McCracken Research Library (MRL): Yellowstone-related materials in MRL have been purchased or received as gifts over many decades. Donors include local residents of Cody, Wyoming, as well as connoisseurs with a passion for the park. Outstanding rarities, such as William Raynolds' 1859 journal, in addition to trip diaries and published accounts, are part of a growing special collection. Unique programs like Camp Trails, that offered young men a wilderness experience; thousands of photographs in historic formats like stereoviews and cyanotypes that detail conditions throughout the park; and a complete set of Yellowstone Nature Notes that captures the observations of park naturalists from 1924 to 1958; to say nothing of a contemporary set of interviews related to bear management in recent decades—all make up this diverse collection. Yellowstone Heritage & Research Center (YHRC): One YHRC collection contains maps, architectural drawings, and engineering drawings documenting events, functions, and activities of Yellowstone National Park. Among these are the first Yellowstone surveys of the 1870s, military-era records documenting Fort Yellowstone, and maps, drawings, and reports that detail the first concessionaires, hotels, facilities, utilities, stage coach lines, roads, rail lines, trails, resource management, and maintenance activities. Fire progression maps, reports, and atlases document the 1988 fire. Park publications such as annual and monthly superintendent reports, Ranger Naturalist Handbooks, and newsletters, which were variously titled over time but generally were intended for internal park communication, will be included. The superintendent reports are probably the most used items in the collection. The films to be digitized were created by rangers and naturalists over several decades and document wildlife and ranger activities in all seasons.

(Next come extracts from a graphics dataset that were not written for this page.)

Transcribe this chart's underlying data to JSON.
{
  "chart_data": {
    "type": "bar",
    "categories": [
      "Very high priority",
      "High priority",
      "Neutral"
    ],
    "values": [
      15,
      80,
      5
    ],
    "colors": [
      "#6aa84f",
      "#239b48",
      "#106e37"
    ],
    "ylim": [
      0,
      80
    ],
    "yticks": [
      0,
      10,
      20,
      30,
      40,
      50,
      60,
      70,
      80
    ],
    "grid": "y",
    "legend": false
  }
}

The Buffalo Bill Center of the West's McCracken Research Library (MRL), in collaboration with Yellowstone National Park's Heritage and Research Center (YHRC), will digitize and make widely available a vast collection of material from their respective repositories. The collections include maps, atlases, scientific papers, pamphlets, souvenirs, photographs, journals, films, and other rich ephemera from Yellowstone National Park. This iconic region, and the perception people have of it, has served to fire imaginations all over the world. The thirty-month project will create free and open access to collections that will serve not only scholars and researchers in biology, geology, popular culture, and environmental and American history, but members of the general public, who remain enchanted by one of the last intact ecosystems in the lower forty-eight states.
Buffalo Bill Center of the West
Yellowstone Heritage and Research Center
1830 - 2016
The geographic area described by these materials includes Yellowstone National Park in Northwest Wyoming, Southwest Montana, and Northeast Idaho. The Greater Yellowstone Ecosystem (GYE) is a 28,000 mile area, with Yellowstone Park at its core, and is one of the largest intact temperate-zone ecosystems on Earth.